Real-Time Visual Anomaly Detection in High-Speed Motorsport: An Entropy-Driven Hybrid Retrieval- and Cache-Augmented Architecture

Motorsport’s upcoming 2027 technical constraints reduce the role of active mechanical stabilizers and shift a larger share of vehicle-dynamics understanding to real-time perception and software. This paper introduces Agentic Visual Telemetry, a hybrid Retrieval-Augmented Generation (RAG) and Cache-Augmented Generation (CAG) framework designed to diagnose high-frequency dynamic regimes from onboard video under millisecond-level latency and edge-hardware limits. The approach combines (i) spatiotemporal gating to detect novelty and uncertainty, (ii) cache-first inference to reuse stable visual priors at O(1) cost, and (iii) safety-aware supervision with fail-silent operation and a safe-mode degradation strategy when thermal or compute margins shrink. We validate the framework on the Aspar-Synth-10K dataset, focusing on safety-critical phenomena such as suspension chatter.
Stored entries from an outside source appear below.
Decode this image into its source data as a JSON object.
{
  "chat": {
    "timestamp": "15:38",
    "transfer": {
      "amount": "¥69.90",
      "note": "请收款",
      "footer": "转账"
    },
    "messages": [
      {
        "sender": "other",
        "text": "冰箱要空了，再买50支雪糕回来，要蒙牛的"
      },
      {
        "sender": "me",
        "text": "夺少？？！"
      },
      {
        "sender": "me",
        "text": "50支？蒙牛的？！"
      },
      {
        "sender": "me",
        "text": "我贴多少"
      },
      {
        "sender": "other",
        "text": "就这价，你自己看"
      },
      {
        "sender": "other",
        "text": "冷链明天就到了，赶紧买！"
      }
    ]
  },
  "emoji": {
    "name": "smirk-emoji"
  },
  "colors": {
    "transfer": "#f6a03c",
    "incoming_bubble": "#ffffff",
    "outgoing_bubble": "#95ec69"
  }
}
Retrieval grounding yields large gains over a memoryless baseline, improving Macro-F1 from 0.62 (B0) to 0.88 (B5), while maintaining real-time feasibility; a RAG-only oracle provides slightly higher PR-AUC but violates the latency envelope. Full precision–recall curves show that the proposed hybrid model preserves performance in the high-recall operating region for chatter detection, reducing false negatives consistent with the grounding hypothesis. Overall, the results demonstrate that high-fidelity video interpretation can be achieved within strict real-time constraints through cache-first, retrieval-grounded agentic perception, enabling robust visual telemetry for next-generation motorsport analytics.